The air is thick with semi-comical expletives as another writer and performer advances his career by playing the grumpiness game. Promoting his new book, Anger Management for Beginners, Giles Coren granted the Independent on Sunday’s Matthew Bell an interview which consisted of a minute’s worth of swearing about publishers, publicists and his busy, busy life before storming off to his next gig. Giles would soon be appearing on the radio, “hungover and crapulent” according to his blog, and would then be talking – or, rather, “raging” – at the Hay Festival. It is a living, I suppose. Over-the-top, camp rage, directed at anything and everything, is a good way of shifting units, whether they are books, TV programmes or evenings at the theatre. The idea for Coren’s book – or, at least, its sales pitch – was inspired by an angry email he sent to a sub-editor on The Times who had treated his prose with less respect than he felt it deserved. The email was leaked on to the internet in the accidentally-on-purpose modern way, and a publisher or agent spotted an opportunity for the burgeoning angry-man market.
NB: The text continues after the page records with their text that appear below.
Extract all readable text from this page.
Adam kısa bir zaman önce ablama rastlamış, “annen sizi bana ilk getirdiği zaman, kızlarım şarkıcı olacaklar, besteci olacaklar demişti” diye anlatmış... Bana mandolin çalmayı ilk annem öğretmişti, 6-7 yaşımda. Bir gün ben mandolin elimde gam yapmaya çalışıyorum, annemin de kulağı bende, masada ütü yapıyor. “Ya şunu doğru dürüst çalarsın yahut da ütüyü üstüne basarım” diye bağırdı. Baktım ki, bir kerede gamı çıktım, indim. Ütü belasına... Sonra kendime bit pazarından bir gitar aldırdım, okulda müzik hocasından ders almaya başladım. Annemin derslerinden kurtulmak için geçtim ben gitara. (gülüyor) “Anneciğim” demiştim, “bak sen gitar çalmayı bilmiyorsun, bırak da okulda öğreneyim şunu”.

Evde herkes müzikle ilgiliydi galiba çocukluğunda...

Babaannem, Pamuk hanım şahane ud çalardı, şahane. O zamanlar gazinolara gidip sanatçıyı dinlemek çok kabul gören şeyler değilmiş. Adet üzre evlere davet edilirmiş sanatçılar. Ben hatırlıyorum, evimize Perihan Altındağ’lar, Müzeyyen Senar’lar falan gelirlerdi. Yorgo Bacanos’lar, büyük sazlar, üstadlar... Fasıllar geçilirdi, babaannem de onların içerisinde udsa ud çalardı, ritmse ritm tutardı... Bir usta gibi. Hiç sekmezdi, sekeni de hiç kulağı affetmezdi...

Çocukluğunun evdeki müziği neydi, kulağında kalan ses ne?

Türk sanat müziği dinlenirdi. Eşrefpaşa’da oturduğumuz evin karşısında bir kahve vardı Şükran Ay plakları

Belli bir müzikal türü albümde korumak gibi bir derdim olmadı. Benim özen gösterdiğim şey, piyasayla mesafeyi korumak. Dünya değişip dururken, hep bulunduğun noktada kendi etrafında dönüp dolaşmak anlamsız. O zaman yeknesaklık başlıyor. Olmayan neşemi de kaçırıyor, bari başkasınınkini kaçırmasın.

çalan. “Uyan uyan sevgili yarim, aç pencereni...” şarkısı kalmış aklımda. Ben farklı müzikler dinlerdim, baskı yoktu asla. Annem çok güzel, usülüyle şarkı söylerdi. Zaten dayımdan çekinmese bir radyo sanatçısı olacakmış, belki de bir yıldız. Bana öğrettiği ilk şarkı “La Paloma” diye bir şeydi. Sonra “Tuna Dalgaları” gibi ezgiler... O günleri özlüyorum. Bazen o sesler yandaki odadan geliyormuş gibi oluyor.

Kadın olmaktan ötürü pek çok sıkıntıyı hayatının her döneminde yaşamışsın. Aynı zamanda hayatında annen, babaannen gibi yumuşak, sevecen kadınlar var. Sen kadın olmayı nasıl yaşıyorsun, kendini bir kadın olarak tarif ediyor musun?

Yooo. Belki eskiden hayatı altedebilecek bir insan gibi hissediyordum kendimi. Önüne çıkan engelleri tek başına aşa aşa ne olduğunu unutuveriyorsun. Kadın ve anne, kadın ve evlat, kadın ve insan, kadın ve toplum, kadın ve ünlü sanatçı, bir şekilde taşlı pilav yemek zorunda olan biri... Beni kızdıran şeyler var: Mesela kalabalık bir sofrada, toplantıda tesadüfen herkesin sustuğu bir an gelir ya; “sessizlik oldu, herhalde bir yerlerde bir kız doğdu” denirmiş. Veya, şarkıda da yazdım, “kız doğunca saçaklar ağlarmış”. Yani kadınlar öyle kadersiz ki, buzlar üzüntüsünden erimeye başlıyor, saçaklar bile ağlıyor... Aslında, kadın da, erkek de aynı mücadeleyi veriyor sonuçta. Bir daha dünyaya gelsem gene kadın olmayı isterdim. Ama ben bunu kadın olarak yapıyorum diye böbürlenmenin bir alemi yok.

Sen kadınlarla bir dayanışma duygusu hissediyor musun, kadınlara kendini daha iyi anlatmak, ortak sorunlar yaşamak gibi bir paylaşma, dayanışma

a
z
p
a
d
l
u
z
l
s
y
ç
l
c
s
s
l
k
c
It would be silly to be grumpy about grumpiness. Hitching one’s wagon to the fad of the moment is what writers and comedians do. As Coren promotes his angry book, he may well be appearing in the same towns as the never-ending theatrical tour of Grumpy Old Women (“a bellyful of new grumps and handy hints on getting through these hard times the grumpy way”). Most evening TV schedules will feature yet another angle on the tired, yet enduringly popular format of celebrities whingeing mock-seriously about modern life.
Such is showbusiness, but what a depressing insight it provides into the prevailing mindset of our culture. Most decades of recent history are associated with a mood – greed, ego, hedonism, vulgarity, rebelliousness – but none, surely, is quite as dispiriting as this celebration of miserablism, this elevation of tetchiness into something interesting and stylish. The second half of the 20th century had its share of fictional enragés, from John Osborne’s Jimmy Porter to Basil Fawlty or the Michael Douglas character in the film Falling Down, but now the grump is Everyman. Celebrities who wish to point up their humanity and individuality simply join the chorus of public wailers and whingers.
The grumpy culture, of course, has nothing to do with real rebellion. It represents the very opposite – a supine sense of frustrated entitlement. The battle-cry of the hero created by Paddy Chayefsky for the 1976 film Network was: “I’m as mad as hell and I’m not going to take this any more.” Today’s equivalent, articulated with as many swearwords as possible, is not a call to action but a call to moan: “Something really should be done about this.” The grumps, whether they are in front of a TV camera or writing at a computer, are not expressing defiance but defeatism. They are accepting that we now live in a society in which, if something goes wrong, it is safe and sensible to blame somebody else for it – the government, politicians, the EU, the system, bureaucrats, bankers, the chattering classes.
The idea that, if something annoys or distresses you, then it is within your power to take action, even if it is only on a small scale within your neighbourhood, has withered on the vine. It is easier to sit around in a futile, fat-bottomed way and to complain about it. For that reason David Cameron’s brave but hopelessly optimistic idea of a “Big Society” was always doomed. The suggestion that people should do something for their community was greeted everywhere with a surly cynicism. Doing things was the job of politicians, wasn’t it? Why should we bother?
The grumpy culture lets everyone off the hook. Those in power, comfortable that moaning is a substitute for action, have their authority confirmed and strengthened. Writers get work, spreading spoors of discontentment. And the public laugh in a mood of enfeebled, hand-wringing impotence.